Я подошел к группе людей под темными окнами парламентского дворца. Она слушала новости из радиоприемника: Ельцин объявил в Москве военное положение – народное восстание в столице он расценил как вопиющие беспорядки, с коими необходимо покончить. Каким образом – не было сказано.

Известие о введении военного положения разнеслось по всей площади. Но она не опустела. То же известие, наверняка, довели до сведения засевших в Доме Советов казаков, отставных офицеров и парней из Русского национального единства. Но они не складывали оружие и не уносили ноги: не довелось отбиваться при осадном положении, будем – при военном.

На задворках площади – рядом с палатками невооруженных защитников парламента – горели костры. У крайнего из них со стороны Горбатого моста я узрел знакомые лица – поэта Лещенко и коммерсанта Потёмкина. Они сидели на бревнышках еще с тремя какими-то мужиками. По кругу их компании ходил раздвижной пластмассовый стаканчик. Обернувшись на мои шаги, Потёмкин показал мне на свободное место напротив:

– Давай к нам. Мы не бражничаем – поминаем товарищей. Ты из Останкино?

– Да.

– Сколько там наших полегло?

– Машин «Скорой помощи» видел десятки, значит – убитых и раненых больше сотни.

Я опустился на край бревнышка. Потёмкин вынул из пакета у его ног вторую бутылку водки, отвинтил крышку, наполнил стаканчик и протянул мне:

– Выпей за убиенных, с которыми мы могли победить. «Наши павшие нас не оставят в беде, наши мертвые, как часовые…» Если поэт Высоцкий прав, то мы милостью сегодня вознесенных на небеса – завтра выживем.

Опустошенный стаканчик я передал Потёмкину. Он влил в него водки. Стаканчик опять пошел по кругу. Лещенко, член Союза писателей СССР и бомж Российской Федерации, возвратив Потёмкину опорожненную посудинку, потряс перед ним железной трубой:

– Думаешь, Серега, в рукопашную нам идти вот-вот – этой ночью?

– Рукопашных, Володя, – Потемкин отвел трубу Лещенко влево, – здесь вообще не будет. Именно поэтому я распустил по домам моих друзей-десантников. На рассвете над Домом Советов закурлычат самолеты-штурмовики с вертолетами и начнут крушить этаж за этажом. Крушить до тех пор, пока все оттуда не выйдут с поднятыми вверх руками. Этот ход при военном положении – самый надежный. И именно его Ельцин предпочтет. Вот увидишь. Ельцин не так глуп, как Руцкой, который победоносную толпу угнал из центра столицы на окраину и подставил под пули…

У Лещенко отвисла губа. Он дернул Потёмкина за лацкан его коричневой куртки:

– Серега, чо чушь накаркиваешь? Если ты предвидишь разгром, то почему тут остаешься?

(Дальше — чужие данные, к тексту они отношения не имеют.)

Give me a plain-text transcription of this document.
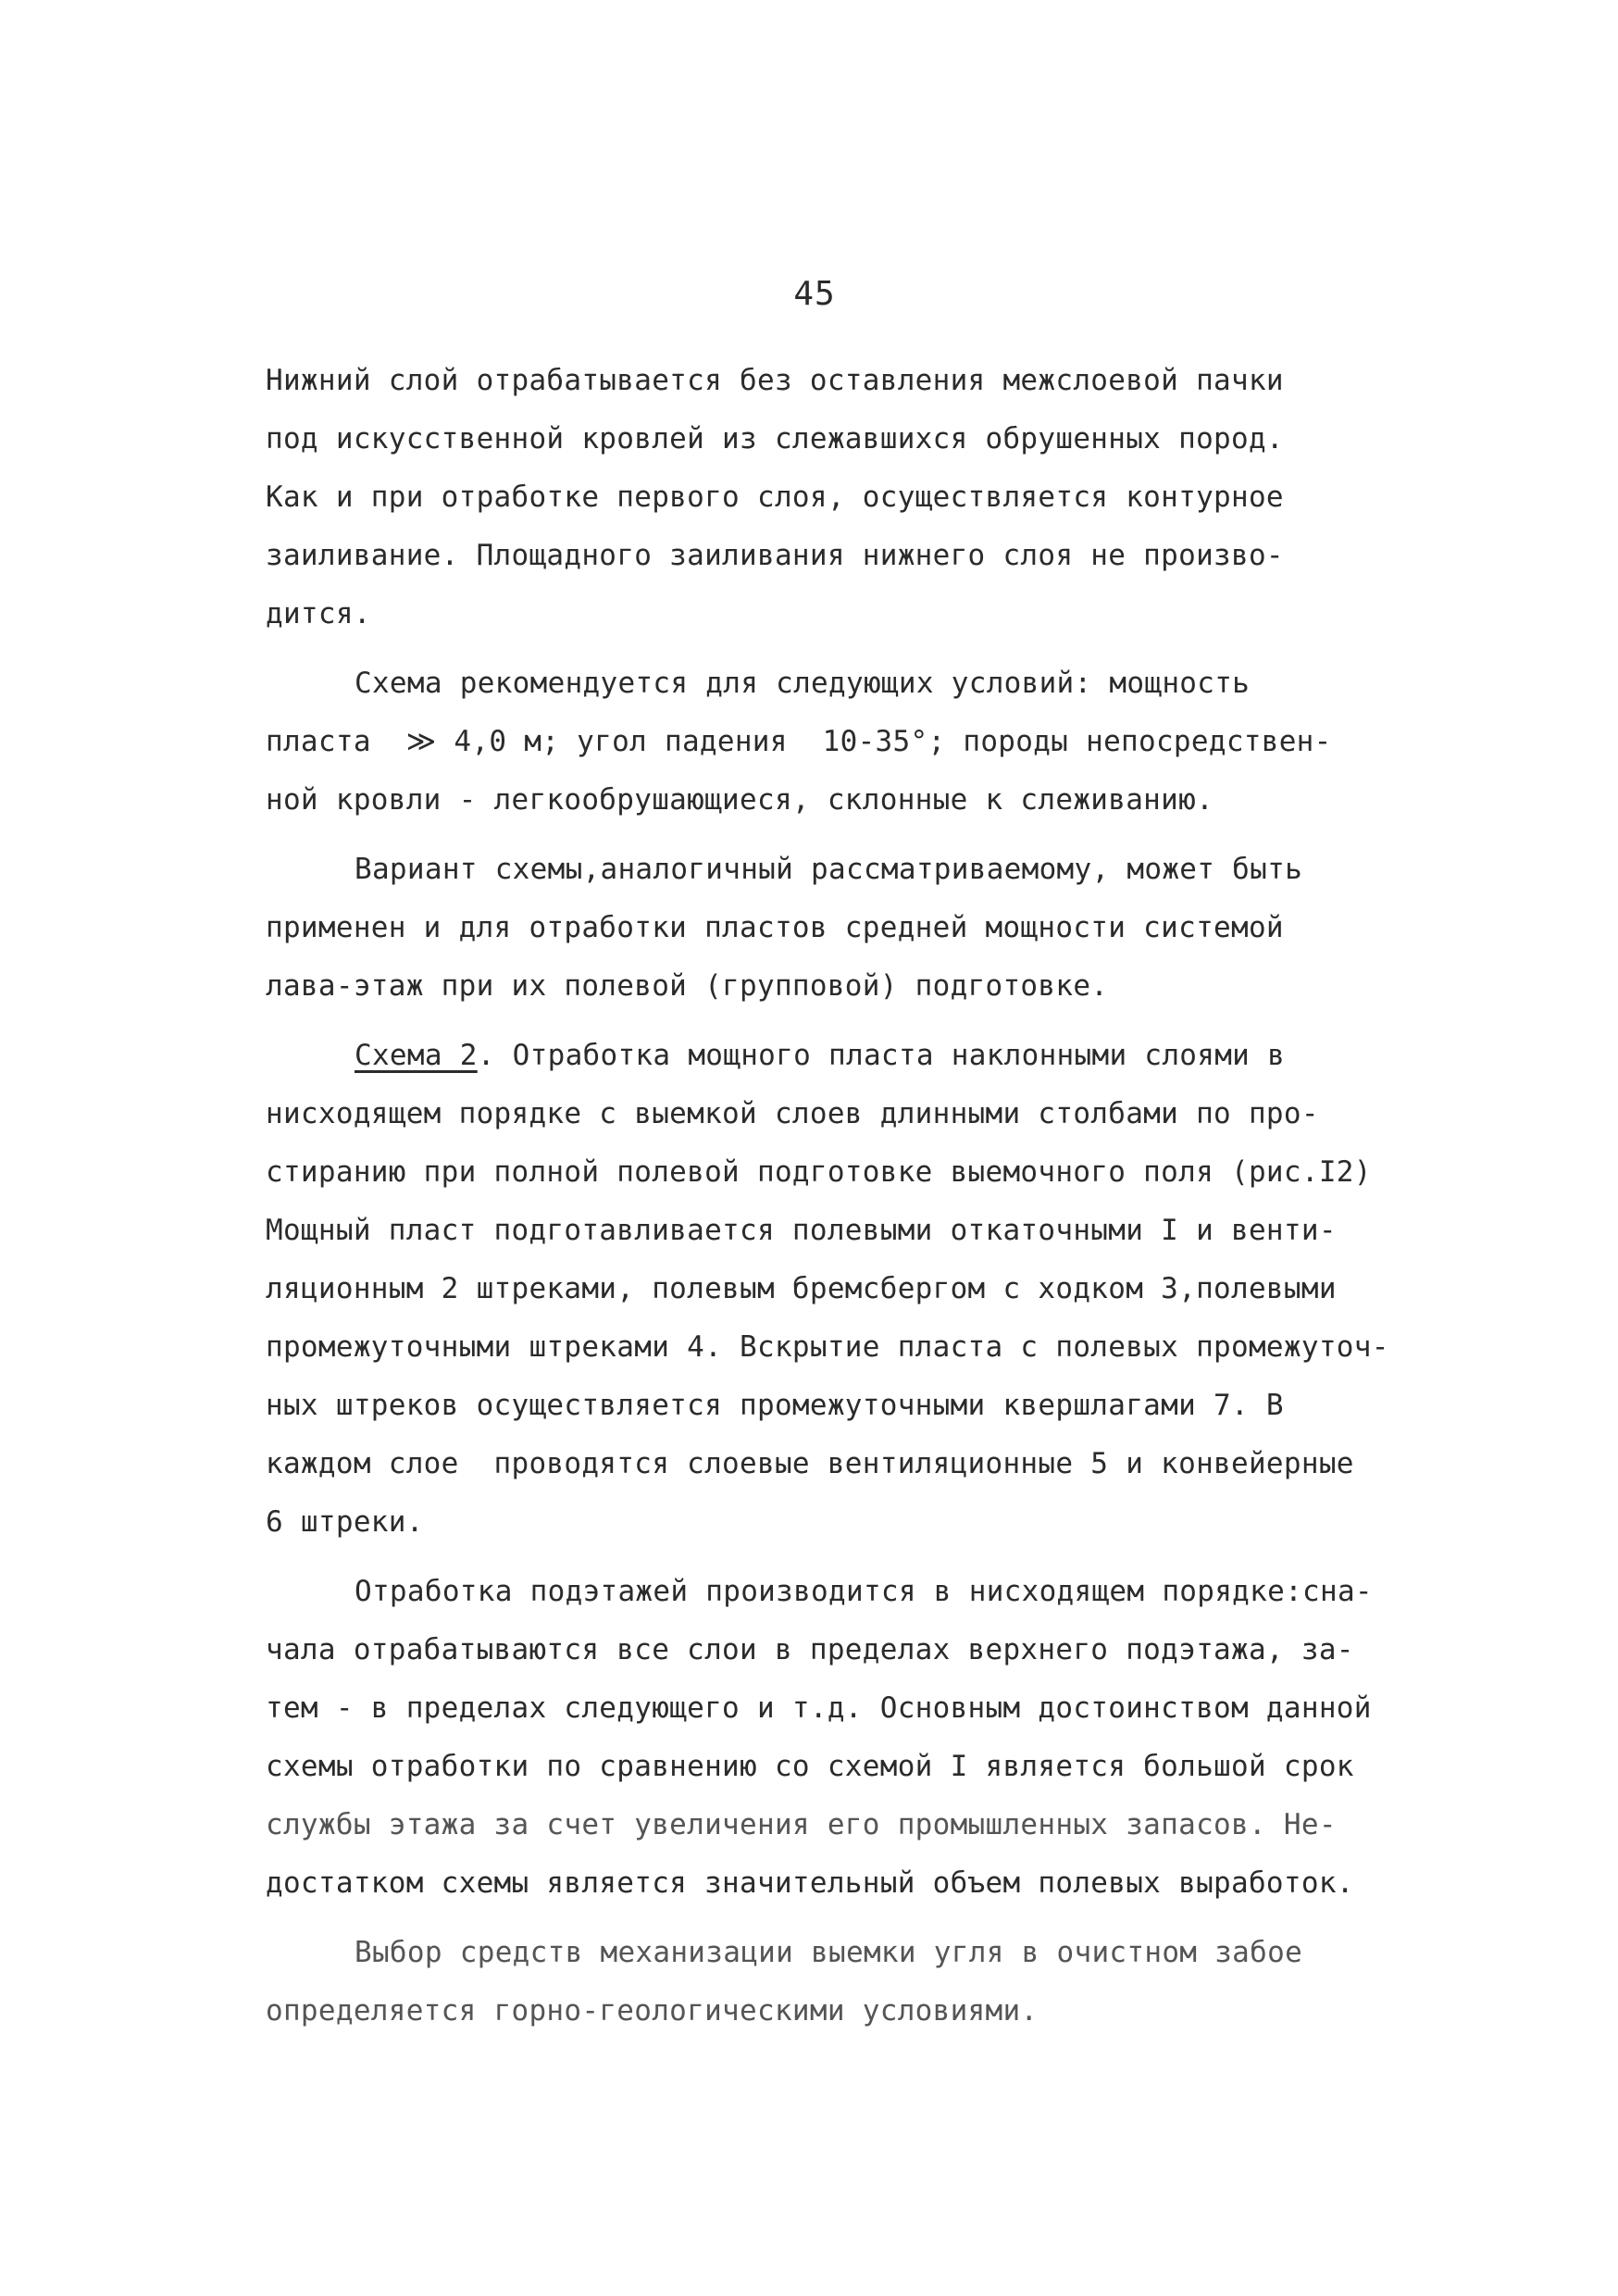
45
Нижний слой отрабатывается без оставления межслоевой пачки
под искусственной кровлей из слежавшихся обрушенных пород.
Как и при отработке первого слоя, осуществляется контурное
заиливание. Площадного заиливания нижнего слоя не произво-
дится.
Схема рекомендуется для следующих условий: мощность
пласта  ≫ 4,0 м; угол падения  10-35°; породы непосредствен-
ной кровли - легкообрушающиеся, склонные к слеживанию.
Вариант схемы,аналогичный рассматриваемому, может быть
применен и для отработки пластов средней мощности системой
лава-этаж при их полевой (групповой) подготовке.
Схема 2. Отработка мощного пласта наклонными слоями в
нисходящем порядке с выемкой слоев длинными столбами по про-
стиранию при полной полевой подготовке выемочного поля (рис.I2)
Мощный пласт подготавливается полевыми откаточными I и венти-
ляционным 2 штреками, полевым бремсбергом с ходком 3,полевыми
промежуточными штреками 4. Вскрытие пласта с полевых промежуточ-
ных штреков осуществляется промежуточными квершлагами 7. В
каждом слое  проводятся слоевые вентиляционные 5 и конвейерные
6 штреки.
Отработка подэтажей производится в нисходящем порядке:сна-
чала отрабатываются все слои в пределах верхнего подэтажа, за-
тем - в пределах следующего и т.д. Основным достоинством данной
схемы отработки по сравнению со схемой I является большой срок
службы этажа за счет увеличения его промышленных запасов. Не-
достатком схемы является значительный объем полевых выработок.
Выбор средств механизации выемки угля в очистном забое
определяется горно-геологическими условиями.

– Дорогой поэт, тебе штатскому, трудно понять меня, военного. – Потемкин приподнял полу куртки и показал Лещенко блеснувший в свете костра металл. – На моем правом плече – автомат Калашникова укороченный. Он мне не даден. Я сам захватил его в бою. А расстаться с ним просто так не могу. Если я, офицер, брошу оружие до исхода боя, мне всю жизнь будет стыдно.

В пакете у ног Потёмкина была еще одна не приконченная бутылка. После третьего стаканчика водки на голодный желудок меня сморило. Глаза слипались и я, сказав Потемкину и Лещенко: «До встречи на рассвете», – двинулся через площадь к двадцатому подъезду Дома Советов.

С момента выхода антиконституционного указа Ельцина и до блокады парламента я шесть ночей коротал здесь. Удавалось мне и поспать – в кабинете на шестом этаже, который оставили подчинившиеся ельцинскому указу депутаты-демократы. В сей кабинет от костра я и направился.

В холле двадцатого подъезда ходили, стояли, сидели вооруженные бойцы. Они же с автоматами – на постах на лестничных площадках. Защитники парламента ожидали штурм и готовились его отражать.